1.5 Reading and writing documents

The traditional way of reading and writing files is generally a two-step process: first open the file through the open function, and then read or write.

# write
with open("d:\\", "w") as f:
    ("abcdefg")

# retrieve
with open("d:\\", "r") as f:
    content = ()
    print(content)
    # abcdefg

utilizationPathobjects, the read and write operations are simpler and the code is clearer.

fp = "d:\\"
path = Path(fp)
path.write_text("uvwxyz")

content = path.read_text()
print(content)
# uvwxyz

2. Easier operation

In addition to the common operations above, for the following slightly more complex file path operations, the

utilizationPathIt can also be done more easily.

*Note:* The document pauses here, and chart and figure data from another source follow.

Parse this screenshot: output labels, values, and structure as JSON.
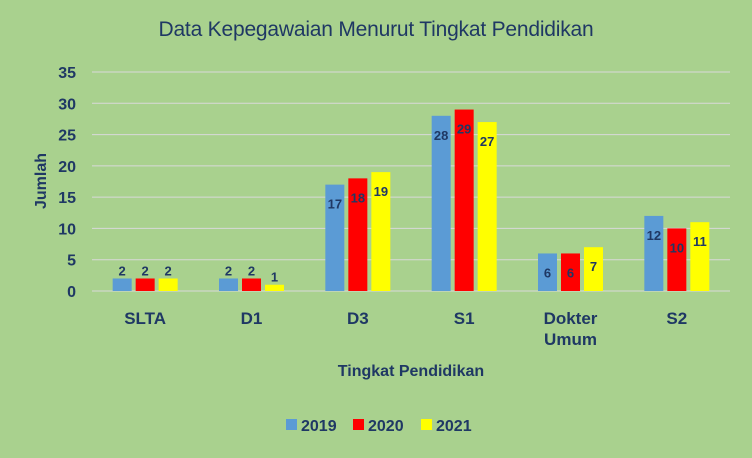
{
  "chart_data": {
    "type": "bar",
    "title": "Data Kepegawaian Menurut Tingkat Pendidikan",
    "xlabel": "Tingkat Pendidikan",
    "ylabel": "Jumlah",
    "categories": [
      [
        "SLTA"
      ],
      [
        "D1"
      ],
      [
        "D3"
      ],
      [
        "S1"
      ],
      [
        "Dokter",
        "Umum"
      ],
      [
        "S2"
      ]
    ],
    "series": [
      {
        "name": "2019",
        "color": "#5b9bd5",
        "values": [
          2,
          2,
          17,
          28,
          6,
          12
        ]
      },
      {
        "name": "2020",
        "color": "#ff0000",
        "values": [
          2,
          2,
          18,
          29,
          6,
          10
        ]
      },
      {
        "name": "2021",
        "color": "#ffff00",
        "values": [
          2,
          1,
          19,
          27,
          7,
          11
        ]
      }
    ],
    "ylim": [
      0,
      35
    ],
    "yticks": [
      0,
      5,
      10,
      15,
      20,
      25,
      30,
      35
    ],
    "grid": true,
    "legend_position": "bottom",
    "background": "#a9d18e",
    "text_color": "#1f3864",
    "grid_color": "#d9d9d9"
  }
}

2.1. Checking for the existence of a file or directory

fp = "D:\\temp\\pathlib\\a"
path = Path(fp)

path.is_dir() # True
path.is_file() # False
() # True

2.2 Creating directories

Create a catalog using thePathobject can help us handle exceptions automatically.

path = Path("D:\\temp\\a\\b\\c\\d")
(exist_ok=True, parents=True)

exist_okcap (a poem)parentsparameter in order to save a lot of judgment when creating folders.

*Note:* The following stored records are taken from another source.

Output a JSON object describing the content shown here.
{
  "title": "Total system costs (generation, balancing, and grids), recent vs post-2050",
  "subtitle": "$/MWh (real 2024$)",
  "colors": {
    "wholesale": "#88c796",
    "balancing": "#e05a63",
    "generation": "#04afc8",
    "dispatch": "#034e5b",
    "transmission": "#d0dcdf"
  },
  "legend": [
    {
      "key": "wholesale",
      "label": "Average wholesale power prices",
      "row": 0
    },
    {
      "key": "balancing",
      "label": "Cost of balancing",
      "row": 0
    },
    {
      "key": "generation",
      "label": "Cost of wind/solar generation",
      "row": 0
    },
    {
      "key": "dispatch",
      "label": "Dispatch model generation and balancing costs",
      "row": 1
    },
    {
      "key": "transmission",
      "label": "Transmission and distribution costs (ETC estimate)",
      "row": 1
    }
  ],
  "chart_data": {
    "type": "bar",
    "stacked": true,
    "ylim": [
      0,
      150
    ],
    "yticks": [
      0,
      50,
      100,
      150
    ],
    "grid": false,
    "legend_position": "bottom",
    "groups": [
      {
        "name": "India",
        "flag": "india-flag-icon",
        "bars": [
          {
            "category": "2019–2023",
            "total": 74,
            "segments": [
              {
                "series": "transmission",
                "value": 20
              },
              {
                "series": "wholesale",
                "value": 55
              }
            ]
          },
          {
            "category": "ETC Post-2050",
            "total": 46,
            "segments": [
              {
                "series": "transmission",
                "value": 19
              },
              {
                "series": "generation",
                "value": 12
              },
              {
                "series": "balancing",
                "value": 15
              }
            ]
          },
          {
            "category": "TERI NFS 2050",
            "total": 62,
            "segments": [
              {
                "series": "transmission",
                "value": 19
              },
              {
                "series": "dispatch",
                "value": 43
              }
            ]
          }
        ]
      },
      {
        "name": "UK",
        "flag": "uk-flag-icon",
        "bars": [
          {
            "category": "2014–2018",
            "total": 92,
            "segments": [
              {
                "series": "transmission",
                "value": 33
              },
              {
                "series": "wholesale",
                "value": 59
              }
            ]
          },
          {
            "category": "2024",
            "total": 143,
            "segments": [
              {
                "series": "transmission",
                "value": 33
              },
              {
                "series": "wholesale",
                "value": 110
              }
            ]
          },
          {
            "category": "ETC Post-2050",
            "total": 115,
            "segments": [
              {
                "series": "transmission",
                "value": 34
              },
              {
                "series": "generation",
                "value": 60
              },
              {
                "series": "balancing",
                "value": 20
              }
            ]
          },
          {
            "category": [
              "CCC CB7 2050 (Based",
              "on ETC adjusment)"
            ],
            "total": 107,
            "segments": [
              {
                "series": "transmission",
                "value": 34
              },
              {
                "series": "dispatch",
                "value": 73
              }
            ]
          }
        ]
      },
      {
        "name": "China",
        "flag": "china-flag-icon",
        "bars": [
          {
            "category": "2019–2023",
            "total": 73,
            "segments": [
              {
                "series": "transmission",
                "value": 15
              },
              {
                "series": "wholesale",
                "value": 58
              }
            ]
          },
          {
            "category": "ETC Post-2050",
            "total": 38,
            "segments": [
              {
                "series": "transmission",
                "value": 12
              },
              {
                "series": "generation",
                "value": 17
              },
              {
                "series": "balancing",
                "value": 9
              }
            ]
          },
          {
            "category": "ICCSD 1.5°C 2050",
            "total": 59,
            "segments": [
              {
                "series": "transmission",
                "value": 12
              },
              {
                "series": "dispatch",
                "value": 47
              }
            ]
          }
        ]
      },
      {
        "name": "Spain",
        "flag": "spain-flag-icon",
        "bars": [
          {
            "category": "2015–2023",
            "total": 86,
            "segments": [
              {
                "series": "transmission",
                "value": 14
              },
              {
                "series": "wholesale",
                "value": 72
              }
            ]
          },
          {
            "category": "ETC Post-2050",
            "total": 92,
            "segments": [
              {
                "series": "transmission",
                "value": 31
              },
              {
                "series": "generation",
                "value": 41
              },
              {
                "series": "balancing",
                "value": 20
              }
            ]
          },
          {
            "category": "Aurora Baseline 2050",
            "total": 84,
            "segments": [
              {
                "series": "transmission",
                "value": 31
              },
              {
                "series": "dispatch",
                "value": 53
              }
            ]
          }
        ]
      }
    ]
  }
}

exist_ok=Trueexpresses the view that ifFolder dIf it exists, it is not created and no error is reported, otherwise it will report an error.

parents=TrueindicateFolder dThe upper levels of the folder are created automatically if they don't exist, and vice versa if theFolder dThe error is reported if there is a non-existent folder on the upper level of the

2.3 Automatic path normalization

utilizationPathto manipulate paths without being overly concerned about path separators across different operating systems.

existwindowsIn the system, it is also possible to use thelinuxpath splitters, for example, the following two work fine.

fp = "D:\\temp\\pathlib\\a"
path = Path(fp)

fp = "D:/temp/pathlib/a"
path = Path(fp)

3. Comparison with

pathlibIt's mainly just to replaceThe comparison between them is organized as follows:

path operation **pathlib **
Read the contents of all files path.read_text() open(path).read()
Get absolute file path () (path)
Get filename (path)
Get parent directory (path)
Get the file extension (path)[1]
File name (without extension) (path)[0]
relative path path.relative_to(parent) (path, parent)
Verify that the path is a file path.is_file() (path)
Verify that the path is a directory path.is_dir() (path)
Create a catalog (parents=True) (path)
Get current directory () ()
Get home directory () ("~")
Find files by mode (pattern) (pattern)
Recursive file search (pattern) (pattern, recursive=True)
Specification of path separators (name) (name)
splice path Path(paraent, name) (parent, name)
Get file size ().st_size (path)
Traversing the file tree () ()
Redirecting files to a new path (target) (path, target)
Delete file () (path)

Compare the two approaches to appreciate the benefits of pathlib's improvements.